Supernova Award Category
Data to Decisions
The Problem
As an 80-year-old company, Kaplan has no shortage of legacy systems and applications. In 2015, the organization recognized that it lacked a centralized way to bring diverse information together for data-driven decisionmaking.
As part of a company-wide move into Amazon Web Services (AWS) that began in 2013, Kaplan selected Amazon Redshift as an analytical data platform. It needed to consolidate access to data from more than 40 data sources on the platform, retire legacy systems where possible while decreasing opex costs.
The Solution
After determining writing and maintaining Python code would be too demanding, Parekh needed a data integration vendor that could handle a variety of sources, data types and data velocity requirements. The solution would have to be easy to maintain, could scale as demand grew, pass security and compliance reviews while supporting data integration for both on-premises and VPC on AWS environments.

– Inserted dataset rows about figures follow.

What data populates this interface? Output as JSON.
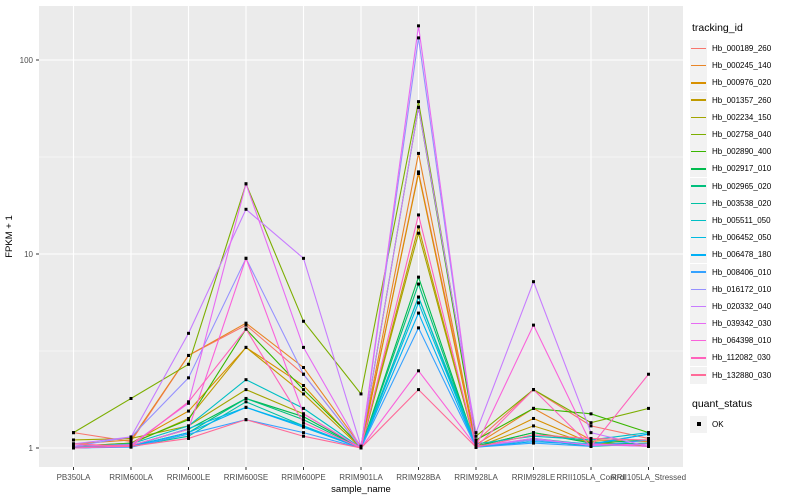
{
  "chart_data": {
    "type": "line",
    "title": "",
    "xlabel": "sample_name",
    "ylabel": "FPKM + 1",
    "y_scale": "log10",
    "y_ticks": [
      1,
      10,
      100
    ],
    "y_minor_ticks": [
      3.1623,
      31.623
    ],
    "ylim": [
      0.93,
      170
    ],
    "grid": true,
    "panel_bg": "#ebebeb",
    "grid_color": "#ffffff",
    "tick_label_color": "#4d4d4d",
    "axis_title_color": "#000000",
    "point_color": "#000000",
    "point_shape": "square",
    "categories": [
      "PB350LA",
      "RRIM600LA",
      "RRIM600LE",
      "RRIM600SE",
      "RRIM600PE",
      "RRIM901LA",
      "RRIM928BA",
      "RRIM928LA",
      "RRIM928LE",
      "RRII105LA_Control",
      "RRII105LA_Stressed"
    ],
    "legend": {
      "title": "tracking_id",
      "position": "right"
    },
    "quant_legend": {
      "title": "quant_status",
      "items": [
        {
          "label": "OK",
          "marker": "black-square"
        }
      ]
    },
    "series": [
      {
        "name": "Hb_000189_260",
        "color": "#F8766D",
        "values": [
          1.2,
          1.08,
          3.0,
          4.3,
          2.4,
          1.0,
          26.5,
          1.08,
          2.0,
          1.3,
          1.12
        ]
      },
      {
        "name": "Hb_000245_140",
        "color": "#E88526",
        "values": [
          1.05,
          1.1,
          3.0,
          4.4,
          2.6,
          1.02,
          33.0,
          1.04,
          1.6,
          1.1,
          1.08
        ]
      },
      {
        "name": "Hb_000976_020",
        "color": "#D89000",
        "values": [
          1.02,
          1.06,
          1.55,
          3.3,
          2.1,
          1.0,
          26.0,
          1.02,
          1.42,
          1.06,
          1.05
        ]
      },
      {
        "name": "Hb_001357_260",
        "color": "#C09B00",
        "values": [
          1.01,
          1.05,
          1.42,
          3.3,
          1.9,
          1.0,
          13.8,
          1.01,
          1.3,
          1.05,
          1.02
        ]
      },
      {
        "name": "Hb_002234_150",
        "color": "#A3A500",
        "values": [
          1.1,
          1.12,
          1.3,
          2.0,
          1.5,
          1.0,
          12.8,
          1.02,
          1.2,
          1.08,
          1.02
        ]
      },
      {
        "name": "Hb_002758_040",
        "color": "#7CAE00",
        "values": [
          1.2,
          1.8,
          2.7,
          23.0,
          4.5,
          1.9,
          61.0,
          1.15,
          2.0,
          1.35,
          1.6
        ]
      },
      {
        "name": "Hb_002890_400",
        "color": "#39B600",
        "values": [
          1.02,
          1.06,
          1.4,
          4.1,
          2.0,
          1.02,
          57.0,
          1.1,
          1.6,
          1.5,
          1.2
        ]
      },
      {
        "name": "Hb_002917_010",
        "color": "#00BB4E",
        "values": [
          1.01,
          1.03,
          1.25,
          1.8,
          1.45,
          1.0,
          7.6,
          1.02,
          1.2,
          1.06,
          1.1
        ]
      },
      {
        "name": "Hb_002965_020",
        "color": "#00BF7D",
        "values": [
          1.01,
          1.02,
          1.2,
          1.8,
          1.4,
          1.0,
          7.0,
          1.01,
          1.12,
          1.04,
          1.06
        ]
      },
      {
        "name": "Hb_003538_020",
        "color": "#00C1A3",
        "values": [
          1.0,
          1.02,
          1.15,
          1.73,
          1.3,
          1.0,
          6.0,
          1.01,
          1.1,
          1.02,
          1.05
        ]
      },
      {
        "name": "Hb_005511_050",
        "color": "#00BFC4",
        "values": [
          1.02,
          1.05,
          1.3,
          2.25,
          1.6,
          1.0,
          6.0,
          1.05,
          1.15,
          1.1,
          1.2
        ]
      },
      {
        "name": "Hb_006452_050",
        "color": "#00BAE0",
        "values": [
          1.0,
          1.02,
          1.26,
          1.62,
          1.3,
          1.0,
          5.6,
          1.02,
          1.1,
          1.05,
          1.18
        ]
      },
      {
        "name": "Hb_006478_180",
        "color": "#00B0F6",
        "values": [
          1.0,
          1.02,
          1.2,
          1.62,
          1.28,
          1.0,
          4.96,
          1.01,
          1.08,
          1.04,
          1.18
        ]
      },
      {
        "name": "Hb_008406_010",
        "color": "#35A2FF",
        "values": [
          1.0,
          1.01,
          1.18,
          1.4,
          1.2,
          1.0,
          4.16,
          1.01,
          1.06,
          1.02,
          1.1
        ]
      },
      {
        "name": "Hb_016172_010",
        "color": "#9590FF",
        "values": [
          1.02,
          1.14,
          2.3,
          9.5,
          2.4,
          1.0,
          130.0,
          1.02,
          1.1,
          1.04,
          1.02
        ]
      },
      {
        "name": "Hb_020332_040",
        "color": "#C77CFF",
        "values": [
          1.05,
          1.14,
          3.9,
          17.0,
          9.5,
          1.02,
          57.0,
          1.2,
          7.2,
          1.2,
          1.02
        ]
      },
      {
        "name": "Hb_039342_030",
        "color": "#E76BF3",
        "values": [
          1.02,
          1.04,
          1.7,
          23.0,
          3.3,
          1.0,
          150.0,
          1.02,
          1.12,
          1.03,
          1.05
        ]
      },
      {
        "name": "Hb_064398_010",
        "color": "#FA62DB",
        "values": [
          1.0,
          1.03,
          1.25,
          9.5,
          1.5,
          1.0,
          2.5,
          1.02,
          4.3,
          1.05,
          1.02
        ]
      },
      {
        "name": "Hb_112082_030",
        "color": "#FF62BC",
        "values": [
          1.0,
          1.02,
          1.73,
          4.1,
          1.35,
          1.0,
          15.9,
          1.01,
          2.0,
          1.02,
          2.4
        ]
      },
      {
        "name": "Hb_132880_030",
        "color": "#FF6A98",
        "values": [
          1.05,
          1.02,
          1.12,
          1.4,
          1.15,
          1.0,
          2.0,
          1.01,
          1.17,
          1.12,
          1.1
        ]
      }
    ]
  }
}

Delving through his team’s requirements, SnapLogic, Talend, Informatica, and Microsoft SQL Server Integration Services (SSIS) - which the company had already been using - made up the shortlist of vendors.
SSIS required too much administrative support. Informatica was cost-prohibitive, and while Talend was a viable open-source option it required expertise that was scarce to find.
SnapLogic, however, was easy to use, competitively priced and excelled at the rigorous security requirements since the platform does not interact with any data behind customer’s firewalls.
The results
Kaplan has integrated more than 50 applications in less than a year, and plans to integrate 40 more applications in the next year. Instead of taking four weeks to provide reporting and meet data requests, Parekh’s team can turn around these requests around, with insights, in fewer than three days. Now, data scientists are empowered to distill the meaning behind the trends in data, and business departments can confidently pinpoint areas to improve.
SnapLogic has helped Kaplan to integrate data not just for selling more products to its customers but to provide a central source of truth to propel students to the next
step in their school and career paths. From product development to finance, Kaplan uses the power of big data within their data lake to identify and predict areas that are most impactful in a student’s learning journey, and eliminate inefficient financial activities to improve the bottom line.
“We are now able to gather real-time student feedback, undertake analysis, and tap into data profiling, which empowers our end users, and prepares us for building a product platform that helps millions of students across various channels, devices, and locations,” said Parekh. “Essentially, SnapLogic helped transition our IT organization from a service provider to that of a partner in decision making.”
Metrics
- Kaplan has saved ~$1million in IT costs since late 2016 by
- retiring seven legacy off the shelf and home-grown systems
- consolidating 50+ apps and data sources on to Redshift
- the platform is ingesting 20 million to 30 million new records per day while retaining storage demands under 3 terabytes
- New data archiving workflows will cut CRM system storage costs by $150,000 annually
- Activity-based cost analyses supported by Redshift have helped Kaplan streamline operations and boost profits
The Technology
- Primary solution: SnapLogic Enterprise Integration Cloud, Amazon Redshift
- Secondary connections/integrations (via SnapLogic): Amazon DynamoDB, Amazon EMR, Amazon Kinesis, Google Analytics, Google BigQuery, MongoDB, Salesforce.com, SQL Server, Zuora
Disruptive Factor
Tapping Parekh’s history as a consultant at PwC and Deloitte he was able to take a long-term approach and invest in a solution that currently saves Kaplan money and business processes while delivering better results, but also has a flexible framework with which he can experiment. With the 80-year old company, he has ambitious plans, including:
- experimenting with machine learning via Spark-based processing of large data sets
- implementing schema-on-read architecture using NoSQL data from sources including MongoDB
- possibly helping the Kaplan CRM team by enabling a near-real-time customer reporting application using Python, MongoDB, Apache Airflow and microservices
- issued a streaming analytics POC that uses the combination of Spark Streaming, Amazon Kinesis, ElasticSearch and Kibana for visualization
Shining Moment
Beyond throwing costly solutions at the problem, Parekh took time to understand the problems, developed a vision and was able to quickly get internal buy-off while being a relatively new employee. Rather than getting locked into a legacy system or moving everything to one platform (and likely losing so much data along the way), Parekh helped transform an 80-year old education services company into a forward-thinking model of modern IT.